Le projet peut donc encore évoluer mais étudions toutefois les impacts de ce projet sur la paie, tel qu’il a été adopté sous l’article 49 alinéa 3.

Report de l’âge légal de départ à la retraite et allongement de la durée de cotisation

Report de l’âge de départ à 64 ans

Dispositif initial

Pour rappel, dans le cas général, l’âge avant lequel il n’est pas possible d’arrêter de travailler pour bénéficier d’une retraite à taux plein est 62 ans.

Dispositif adopté

Le projet de loi prévoit de relever l’âge de départ à la retraite à 64 ans à compter du 1er septembre 2023. Dans ce cas, l’âge légal sera augmenté de 3 mois par an à partir des personnes nées le 1er septembre 1961 (cf. Tableau ci-dessous).

Cette mesure fait l’objet d’une vive contestation sociale et l’opposition de gauche a déclenché, via l’article 11 alinéa 3 de la Constitution, la procédure du Référendum d’Initiative Partagée (RIP). Cette procédure permet de soumettre à référendum une proposition de loi si un cinquième des membres du Parlement et un dixième du corps électoral y est favorable.

Dans ce cadre, la gauche à déposée une proposition de loi qui vise à affirmer que l’âge légal de départ à la retraite ne peut pas être fixé au-delà de 62 ans. Si cette proposition est validée par le Conseil constitutionnel, le corps électoral disposera de neuf mois pour y apporter son soutien. Si le seuil est atteint le Parlement devra examiner cette proposition et l’adopter ou la rejeter. S’il n’a pas statué dans les six mois, le président de la République devra organiser un référendum.

Aujourd’hui, la proposition de loi est examinée par le Conseil constitutionnel. Ce report de l’âge légal n’est donc pas définitivement acté et peut encore changer.

Accélération de la durée de cotisation à 43 ans

Dispositif initial

Pour rappel, pour partir avec une retraite à taux plein à 62 ans les assurés doivent avoir cotisé un certain nombre de trimestres. La durée d’assurance requise différait selon l’année de naissance du salarié : les assurés nés à partir de 1973 devaient avoir cotisés 172 trimestres.

Dispositif adopté

Le projet de loi accélère le passage à 172 trimestres en prévoyant que les assurés nés à partir de 1965 devront avoir cotisé les 172 trimestres pour bénéficier d’une retraite taux plein.

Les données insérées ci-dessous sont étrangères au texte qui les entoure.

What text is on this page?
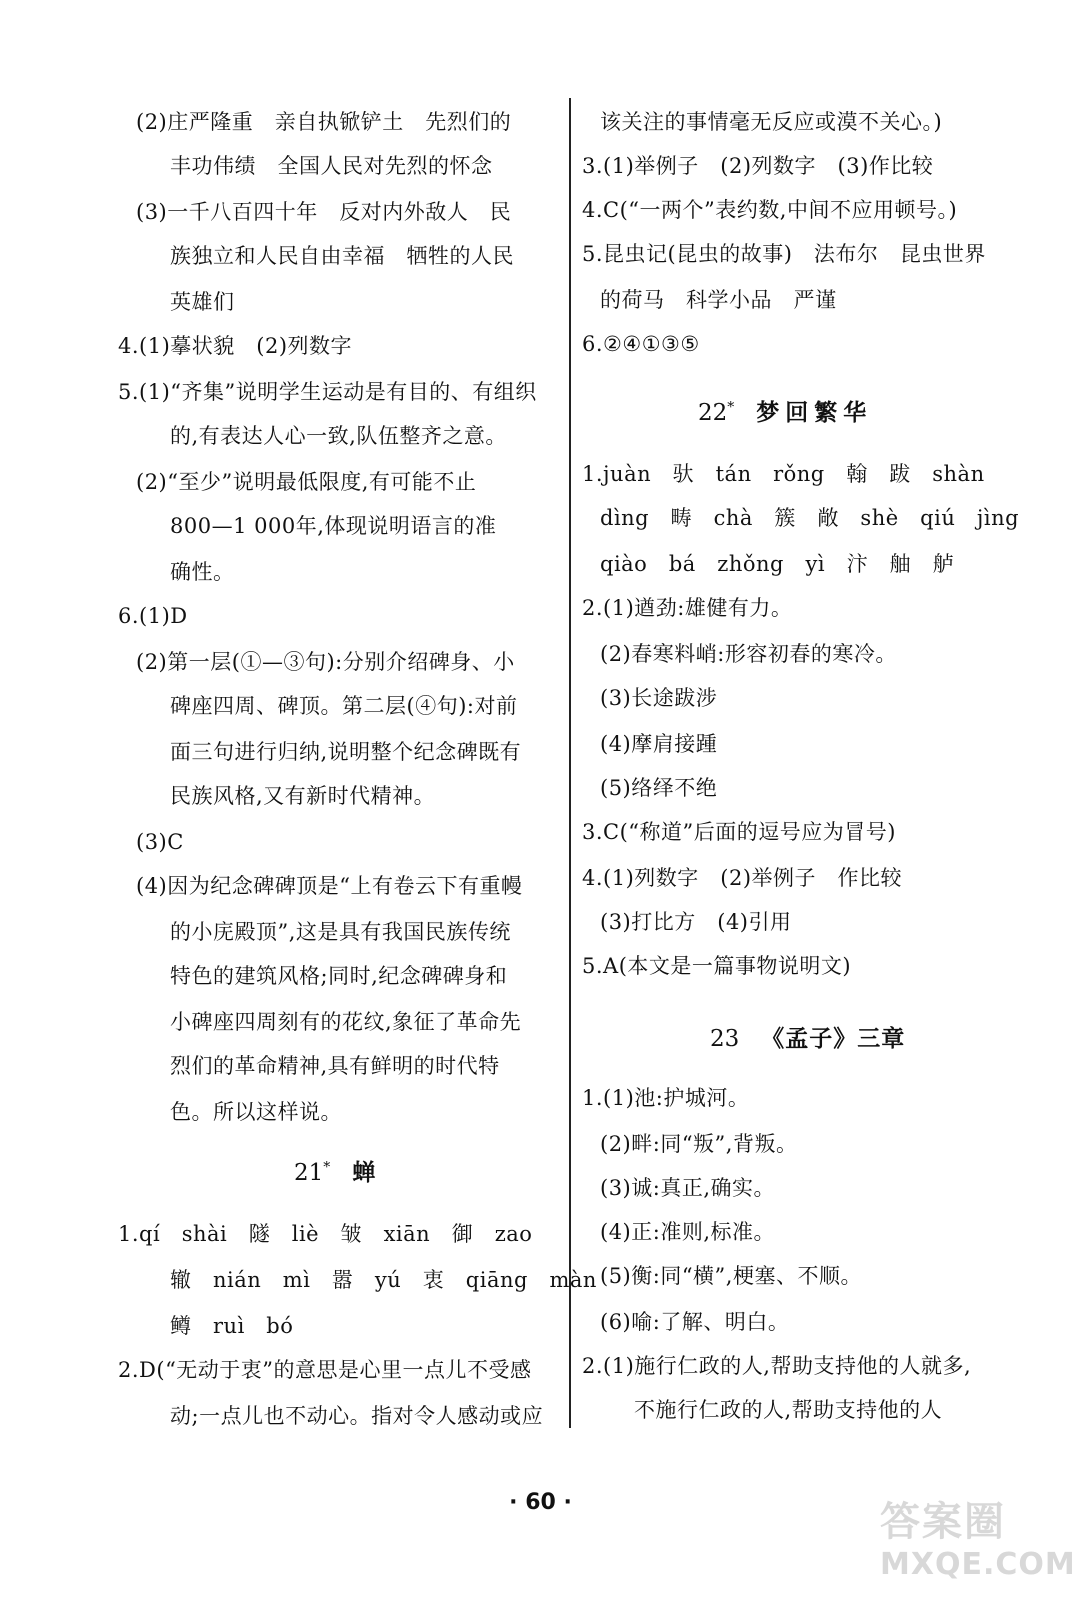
21* 蝉
(2)庄严隆重　亲自执锨铲土　先烈们的
丰功伟绩　全国人民对先烈的怀念
(3)一千八百四十年　反对内外敌人　民
族独立和人民自由幸福　牺牲的人民
英雄们
4.(1)摹状貌　(2)列数字
5.(1)“齐集”说明学生运动是有目的、有组织
的,有表达人心一致,队伍整齐之意。
(2)“至少”说明最低限度,有可能不止
800—1 000年,体现说明语言的准
确性。
6.(1)D
(2)第一层(①—③句):分别介绍碑身、小
碑座四周、碑顶。第二层(④句):对前
面三句进行归纳,说明整个纪念碑既有
民族风格,又有新时代精神。
(3)C
(4)因为纪念碑碑顶是“上有卷云下有重幔
的小庑殿顶”,这是具有我国民族传统
特色的建筑风格;同时,纪念碑碑身和
小碑座四周刻有的花纹,象征了革命先
烈们的革命精神,具有鲜明的时代特
色。所以这样说。
1.qí　shài　隧　liè　皱　xiān　御　zao
辙　nián　mì　嚣　yú　衷　qiāng　màn
鳟　ruì　bó
2.D(“无动于衷”的意思是心里一点儿不受感
动;一点儿也不动心。指对令人感动或应
22* 梦回繁华
23 《孟子》三章
该关注的事情毫无反应或漠不关心。)
3.(1)举例子　(2)列数字　(3)作比较
4.C(“一两个”表约数,中间不应用顿号。)
5.昆虫记(昆虫的故事)　法布尔　昆虫世界
的荷马　科学小品　严谨
6.②④①③⑤
1.juàn　驮　tán　rǒng　翰　跋　shàn
dìng　畴　chà　簇　敞　shè　qiú　jìng
qiào　bá　zhǒng　yì　汴　舳　舻
2.(1)遒劲:雄健有力。
(2)春寒料峭:形容初春的寒冷。
(3)长途跋涉
(4)摩肩接踵
(5)络绎不绝
3.C(“称道”后面的逗号应为冒号)
4.(1)列数字　(2)举例子　作比较
(3)打比方　(4)引用
5.A(本文是一篇事物说明文)
1.(1)池:护城河。
(2)畔:同“叛”,背叛。
(3)诚:真正,确实。
(4)正:准则,标准。
(5)衡:同“横”,梗塞、不顺。
(6)喻:了解、明白。
2.(1)施行仁政的人,帮助支持他的人就多,
不施行仁政的人,帮助支持他的人
· 60 ·	答案圈
MXQE.COM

Ci-dessous le tableau récapitulatif de l’âge de départ en retraite et de la durée d’assurance requise en fonction de l’année de naissance pour bénéficier d’une retraite taux plein.

À noter qu’à partir de 67 ans, les assurés peuvent prendre leur retraite sans qu’une décote ne soit appliquée sur le montant de leur pension même s’ils n’ont pas cotisé le nombre de trimestres requis. Le projet de loi ne prévoit pas de modifier cette règle.

Revalorisation de la pension minimale

Dispositif actuel

Le montant de la pension vieillesse ne peut pas être inférieur à un minimum contributif. Ce montant est majoré lorsque l’assuré a cotisé au moins 120 trimestres.

Dispositif adopté

Le gouvernement souhaite que les actuels et futurs retraités bénéficient d’une pension minimale au moins égale à 85 % du SMIC.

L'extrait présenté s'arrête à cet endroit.